I have a blown pump and valve block on my AR. I am going to make the switch to either a 2Bennett or Arnott conversion kit. Just thought I would put it out there and see what people think. What is the better set up? I heard from some that they think the coil-overs of the 2Bennett deliver too harsh of a ride. Anyone care to chime in?


----------



## alipor (Aug 29, 2003)

a4convert said:


> I have a blown pump and valve block on my AR. I am going to make the switch to either a 2Bennett or Arnott conversion kit. Just thought I would put it out there and see what people think. What is the better set up? I heard from some that they think the coil-overs of the 2Bennett deliver too harsh of a ride. Anyone care to chime in?

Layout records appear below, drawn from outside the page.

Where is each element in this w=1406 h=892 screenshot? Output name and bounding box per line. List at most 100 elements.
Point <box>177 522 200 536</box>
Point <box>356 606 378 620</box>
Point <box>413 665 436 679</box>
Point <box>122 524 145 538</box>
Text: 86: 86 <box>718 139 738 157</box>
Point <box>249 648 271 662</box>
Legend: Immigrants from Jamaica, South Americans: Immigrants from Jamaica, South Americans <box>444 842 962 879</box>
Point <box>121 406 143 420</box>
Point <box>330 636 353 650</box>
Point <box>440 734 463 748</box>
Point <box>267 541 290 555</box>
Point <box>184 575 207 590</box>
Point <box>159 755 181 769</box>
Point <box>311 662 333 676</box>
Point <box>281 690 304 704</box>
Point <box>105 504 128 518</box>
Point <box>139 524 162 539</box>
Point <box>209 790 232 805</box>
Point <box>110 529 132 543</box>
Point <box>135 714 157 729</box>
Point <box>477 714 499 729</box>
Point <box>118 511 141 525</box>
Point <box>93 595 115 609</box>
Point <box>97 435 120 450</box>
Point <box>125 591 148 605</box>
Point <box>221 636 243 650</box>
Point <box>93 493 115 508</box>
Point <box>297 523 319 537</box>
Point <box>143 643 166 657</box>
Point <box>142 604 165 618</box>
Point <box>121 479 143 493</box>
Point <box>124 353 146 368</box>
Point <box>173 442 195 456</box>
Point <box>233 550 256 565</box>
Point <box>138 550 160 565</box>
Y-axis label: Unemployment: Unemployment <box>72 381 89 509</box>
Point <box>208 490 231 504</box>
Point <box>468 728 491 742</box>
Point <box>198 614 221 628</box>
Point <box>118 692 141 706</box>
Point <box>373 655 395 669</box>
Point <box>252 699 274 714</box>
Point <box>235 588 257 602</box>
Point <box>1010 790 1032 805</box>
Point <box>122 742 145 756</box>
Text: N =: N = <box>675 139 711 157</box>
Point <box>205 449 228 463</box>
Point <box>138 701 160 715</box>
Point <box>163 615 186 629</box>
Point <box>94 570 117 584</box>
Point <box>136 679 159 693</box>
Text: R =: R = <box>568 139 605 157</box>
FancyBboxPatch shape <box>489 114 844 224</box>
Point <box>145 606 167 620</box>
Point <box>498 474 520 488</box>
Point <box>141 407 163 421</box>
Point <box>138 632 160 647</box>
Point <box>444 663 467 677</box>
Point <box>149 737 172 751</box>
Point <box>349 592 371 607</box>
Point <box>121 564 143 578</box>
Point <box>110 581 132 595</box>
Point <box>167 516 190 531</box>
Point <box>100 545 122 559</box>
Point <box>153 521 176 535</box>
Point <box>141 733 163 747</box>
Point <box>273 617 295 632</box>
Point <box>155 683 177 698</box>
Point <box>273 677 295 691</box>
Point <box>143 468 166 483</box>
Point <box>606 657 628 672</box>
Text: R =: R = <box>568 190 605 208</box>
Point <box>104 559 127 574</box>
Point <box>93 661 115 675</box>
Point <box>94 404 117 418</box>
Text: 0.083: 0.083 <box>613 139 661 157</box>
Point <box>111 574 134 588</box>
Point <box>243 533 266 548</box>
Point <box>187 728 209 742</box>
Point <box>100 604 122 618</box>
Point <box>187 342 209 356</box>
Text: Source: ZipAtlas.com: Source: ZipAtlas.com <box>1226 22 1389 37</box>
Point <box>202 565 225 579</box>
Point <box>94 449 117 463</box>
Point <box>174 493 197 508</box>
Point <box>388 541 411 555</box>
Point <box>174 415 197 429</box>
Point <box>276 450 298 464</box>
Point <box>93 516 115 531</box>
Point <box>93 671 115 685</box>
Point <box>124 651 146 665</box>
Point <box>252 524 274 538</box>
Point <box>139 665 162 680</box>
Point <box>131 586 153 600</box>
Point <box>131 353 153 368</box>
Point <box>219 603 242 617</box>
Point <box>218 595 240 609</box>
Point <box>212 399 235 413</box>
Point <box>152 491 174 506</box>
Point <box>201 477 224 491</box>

The 2Bennett is adjustable, the Arnott are not. From what some have said, the 2bennett you can have them tailor them to the ride you want, however some had said even on the softest they are harsh. There is a group buy going on for 20% off everything at arnott the 20-22nd. For the price of the 2bennentt you could do a full Gen 2 and bilstein conversion. and the MB pump.


----------



## uDubbinYet (Jul 22, 2009)

i have 2 bennet and there nice alot of miles on it and the ride is still good it is a good way to go either way i think but just letting you know 2 bennet :thumbup:


----------



## a4convert (Jul 7, 2006)

*Going with the 2Bennett*

Thanks all. I decided to go with the 2Bennett. Now I'm just waiting for the setup to come in and install. Can't wait.


----------



## uDubbinYet (Jul 22, 2009)

:thumbup: dumpit!


----------



## searlest (Mar 24, 2008)

*Arnott group buy ?*

Hello where can I get the best deal on the arnott coilovers for my all road? 

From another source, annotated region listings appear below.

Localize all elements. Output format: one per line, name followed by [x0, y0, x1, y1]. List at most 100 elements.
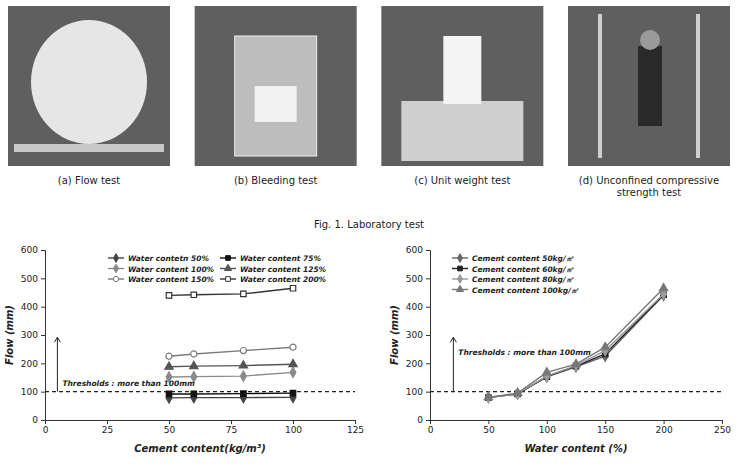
marker [484, 393, 492, 400]
marker [239, 361, 247, 368]
series-line [169, 372, 293, 377]
photo-panel [8, 6, 170, 166]
legend-marker [113, 254, 118, 263]
photo-detail [696, 14, 700, 158]
y-axis-title: Flow (mm) [4, 305, 15, 365]
tick: 100 [539, 420, 556, 435]
photo [8, 6, 170, 166]
photo-detail [14, 144, 164, 152]
legend-label: Water content 75% [240, 254, 321, 263]
photo-panel [195, 6, 357, 166]
marker [543, 368, 551, 375]
tick: 25 [102, 420, 113, 435]
photo-caption: (c) Unit weight test [414, 175, 510, 186]
legend-marker [456, 285, 463, 291]
tick: 0 [43, 420, 49, 435]
annotation-arrowhead [54, 337, 60, 342]
legend-label: Cement content 50kg/㎥ [472, 254, 574, 263]
tick-mark [426, 363, 430, 364]
legend-entry: Water content 200% [220, 275, 327, 284]
legend-marker [113, 264, 118, 273]
marker [290, 286, 295, 291]
legend-label: Water content 125% [240, 265, 327, 274]
axis-line [46, 421, 356, 425]
x-axis-title: Water content (%) [524, 443, 627, 454]
tick-mark [169, 420, 170, 424]
tick-label: 125 [347, 425, 364, 435]
marker [191, 391, 196, 396]
chart: 0501001502002500100200300400500600Water … [389, 245, 731, 454]
tick-label: 100 [21, 387, 38, 397]
legend-entry: Water content 75% [220, 254, 321, 263]
series-line [169, 288, 293, 295]
photo-detail [598, 14, 602, 158]
plot-area [430, 283, 722, 402]
marker [601, 342, 609, 349]
legend-marker [226, 277, 231, 282]
photo-detail [443, 36, 481, 104]
marker [513, 388, 521, 395]
tick: 500 [21, 274, 45, 284]
tick: 0 [417, 415, 430, 425]
tick-label: 50 [164, 425, 176, 435]
marker [166, 391, 171, 396]
tick-mark [426, 392, 430, 393]
annotation: Thresholds : more than 100mm [458, 348, 591, 357]
tick-mark [41, 363, 45, 364]
tick-label: 500 [21, 274, 38, 284]
series-line [488, 295, 663, 397]
tick-label: 100 [406, 387, 423, 397]
tick-label: 600 [406, 245, 423, 255]
tick: 50 [164, 420, 176, 435]
legend-marker [226, 256, 231, 261]
legend-label: Cement content 60kg/㎥ [472, 265, 574, 274]
photo-detail [640, 30, 660, 50]
tick: 150 [597, 420, 614, 435]
legend-marker [457, 275, 462, 284]
series-line [488, 294, 663, 398]
axis-line [426, 251, 431, 421]
photo [195, 6, 357, 166]
tick-label: 50 [483, 425, 495, 435]
photo-detail [235, 36, 317, 156]
legend-entry: Water contetn 50% [108, 254, 209, 263]
y-axis-title: Flow (mm) [389, 305, 400, 365]
tick-mark [426, 278, 430, 279]
tick: 50 [483, 420, 495, 435]
tick-label: 75 [226, 425, 237, 435]
annotation-arrow [453, 337, 454, 391]
series-line [488, 288, 663, 397]
tick-mark [293, 420, 294, 424]
tick-mark [426, 335, 430, 336]
photo [568, 6, 730, 166]
tick: 400 [21, 302, 45, 312]
marker [191, 351, 197, 357]
tick: 125 [347, 420, 364, 435]
figure-caption: Fig. 1. Laboratory test [314, 219, 424, 230]
tick-label: 0 [428, 425, 434, 435]
photo-caption: (a) Flow test [58, 175, 120, 186]
tick-label: 0 [43, 425, 49, 435]
tick-mark [664, 420, 665, 424]
plot-area [45, 286, 355, 403]
marker [290, 367, 296, 377]
marker [191, 292, 196, 297]
legend-entry: Water content 125% [220, 264, 327, 273]
photo-panel [568, 6, 730, 166]
tick-label: 100 [285, 425, 302, 435]
tick-mark [547, 420, 548, 424]
tick: 200 [406, 359, 430, 369]
legend-entry: Water content 100% [108, 264, 215, 273]
tick-mark [426, 250, 430, 251]
photo-panel [381, 6, 543, 166]
legend-label: Cement content 80kg/㎥ [472, 275, 574, 284]
tick-mark [41, 392, 45, 393]
series-line [169, 397, 293, 399]
marker [241, 391, 246, 396]
tick-mark [41, 335, 45, 336]
legend-marker [458, 266, 463, 271]
chart: 02550751001250100200300400500600Cement c… [4, 245, 364, 454]
legend-label: Cement content 100kg/㎥ [472, 286, 579, 295]
photo-detail [638, 46, 662, 126]
figure: (a) Flow test(b) Bleeding test(c) Unit w… [0, 0, 738, 473]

Anymore group buys coming up ?


----------



## Incrementalg (Oct 14, 2008)

Arnott used to have an Amazon store. Bought my air springs via their store for a few bucks cheaper than their site.


----------



## awdjunkies (Nov 8, 2006)

Incrementalg said:


> Arnott used to have an Amazon store. Bought my air springs via their store for a few bucks cheaper than their site.


You can also source their air springs, plus their C/O on eBay for a little cheaper. :thumbup:


----------



## VWVIDA (Apr 18, 2009)

*Air Shocks*

Hopefully this post isn't too old bring back to life.

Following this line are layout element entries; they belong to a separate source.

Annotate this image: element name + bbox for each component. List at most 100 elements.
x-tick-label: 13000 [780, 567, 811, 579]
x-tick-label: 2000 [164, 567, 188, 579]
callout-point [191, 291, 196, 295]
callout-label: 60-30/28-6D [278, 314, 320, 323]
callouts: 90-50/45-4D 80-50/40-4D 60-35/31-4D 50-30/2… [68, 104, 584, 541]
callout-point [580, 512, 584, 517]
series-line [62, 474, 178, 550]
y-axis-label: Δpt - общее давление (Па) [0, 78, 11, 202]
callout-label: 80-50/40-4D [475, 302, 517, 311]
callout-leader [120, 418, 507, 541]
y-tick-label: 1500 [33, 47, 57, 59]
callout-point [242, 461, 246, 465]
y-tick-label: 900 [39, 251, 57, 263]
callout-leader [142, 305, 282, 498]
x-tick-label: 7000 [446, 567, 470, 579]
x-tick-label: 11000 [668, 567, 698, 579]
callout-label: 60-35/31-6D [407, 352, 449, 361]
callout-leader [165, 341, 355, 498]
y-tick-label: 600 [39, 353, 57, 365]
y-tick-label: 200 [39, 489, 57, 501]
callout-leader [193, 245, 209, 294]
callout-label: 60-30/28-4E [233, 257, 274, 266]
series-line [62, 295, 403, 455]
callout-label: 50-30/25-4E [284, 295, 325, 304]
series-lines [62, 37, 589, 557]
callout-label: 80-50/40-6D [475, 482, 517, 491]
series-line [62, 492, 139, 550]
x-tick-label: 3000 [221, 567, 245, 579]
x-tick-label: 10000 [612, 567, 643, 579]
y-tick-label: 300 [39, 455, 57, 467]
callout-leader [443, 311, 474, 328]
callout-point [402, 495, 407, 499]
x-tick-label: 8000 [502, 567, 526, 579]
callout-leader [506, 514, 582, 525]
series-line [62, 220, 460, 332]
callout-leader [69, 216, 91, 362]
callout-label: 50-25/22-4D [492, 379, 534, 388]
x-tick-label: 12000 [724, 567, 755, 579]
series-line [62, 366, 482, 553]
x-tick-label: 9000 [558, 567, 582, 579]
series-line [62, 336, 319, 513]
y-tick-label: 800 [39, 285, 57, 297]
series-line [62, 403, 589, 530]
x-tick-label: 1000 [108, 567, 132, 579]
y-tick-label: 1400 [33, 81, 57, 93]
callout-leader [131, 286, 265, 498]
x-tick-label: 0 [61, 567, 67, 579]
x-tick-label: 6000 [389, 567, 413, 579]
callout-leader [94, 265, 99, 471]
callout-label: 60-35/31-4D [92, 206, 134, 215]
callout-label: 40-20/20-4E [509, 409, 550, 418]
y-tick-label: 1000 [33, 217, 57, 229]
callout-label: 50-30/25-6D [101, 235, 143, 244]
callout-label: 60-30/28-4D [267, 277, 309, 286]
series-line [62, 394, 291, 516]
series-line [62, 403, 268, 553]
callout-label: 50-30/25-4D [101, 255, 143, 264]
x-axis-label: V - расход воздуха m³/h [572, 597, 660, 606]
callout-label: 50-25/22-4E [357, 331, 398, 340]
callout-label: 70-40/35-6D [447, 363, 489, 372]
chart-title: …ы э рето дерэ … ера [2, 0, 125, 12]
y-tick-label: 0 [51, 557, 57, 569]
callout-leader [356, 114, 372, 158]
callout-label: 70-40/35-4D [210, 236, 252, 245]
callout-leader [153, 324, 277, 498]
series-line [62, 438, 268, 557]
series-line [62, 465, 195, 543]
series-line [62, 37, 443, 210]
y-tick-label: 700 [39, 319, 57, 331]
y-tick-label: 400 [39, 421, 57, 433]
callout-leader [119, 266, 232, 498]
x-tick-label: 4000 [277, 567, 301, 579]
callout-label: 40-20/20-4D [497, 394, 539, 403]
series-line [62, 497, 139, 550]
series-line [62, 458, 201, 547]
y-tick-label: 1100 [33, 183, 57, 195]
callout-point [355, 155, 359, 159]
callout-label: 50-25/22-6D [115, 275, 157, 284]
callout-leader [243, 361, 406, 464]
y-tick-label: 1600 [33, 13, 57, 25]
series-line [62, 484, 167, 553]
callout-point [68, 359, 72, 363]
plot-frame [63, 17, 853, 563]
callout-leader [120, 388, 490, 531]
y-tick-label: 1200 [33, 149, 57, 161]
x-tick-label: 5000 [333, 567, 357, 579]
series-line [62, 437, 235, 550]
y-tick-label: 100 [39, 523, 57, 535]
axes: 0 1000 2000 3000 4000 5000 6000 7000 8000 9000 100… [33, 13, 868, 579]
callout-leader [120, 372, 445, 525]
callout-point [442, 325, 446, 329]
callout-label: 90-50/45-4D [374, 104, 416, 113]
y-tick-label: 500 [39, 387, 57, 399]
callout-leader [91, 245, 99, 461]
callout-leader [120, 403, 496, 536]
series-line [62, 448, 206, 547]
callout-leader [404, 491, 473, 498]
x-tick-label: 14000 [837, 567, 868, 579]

I would like to keep my air suspension and I have purchased the bladders from Arnot.

I cannot find any threads on how long the actual mechanical shock part of the system typically last.:screwy:

I have an '01 with 80K miles. Would it be typical for these shocks to be worn out? Would it be typical to replace them at the same time as I replace the bladders?

Any cheaper brands out there than Arnot?

BTW, I love the air supsension system up here in Alaska. Its one of the primary advantages of the allroad in mountains or snow.

Thanks all.


----------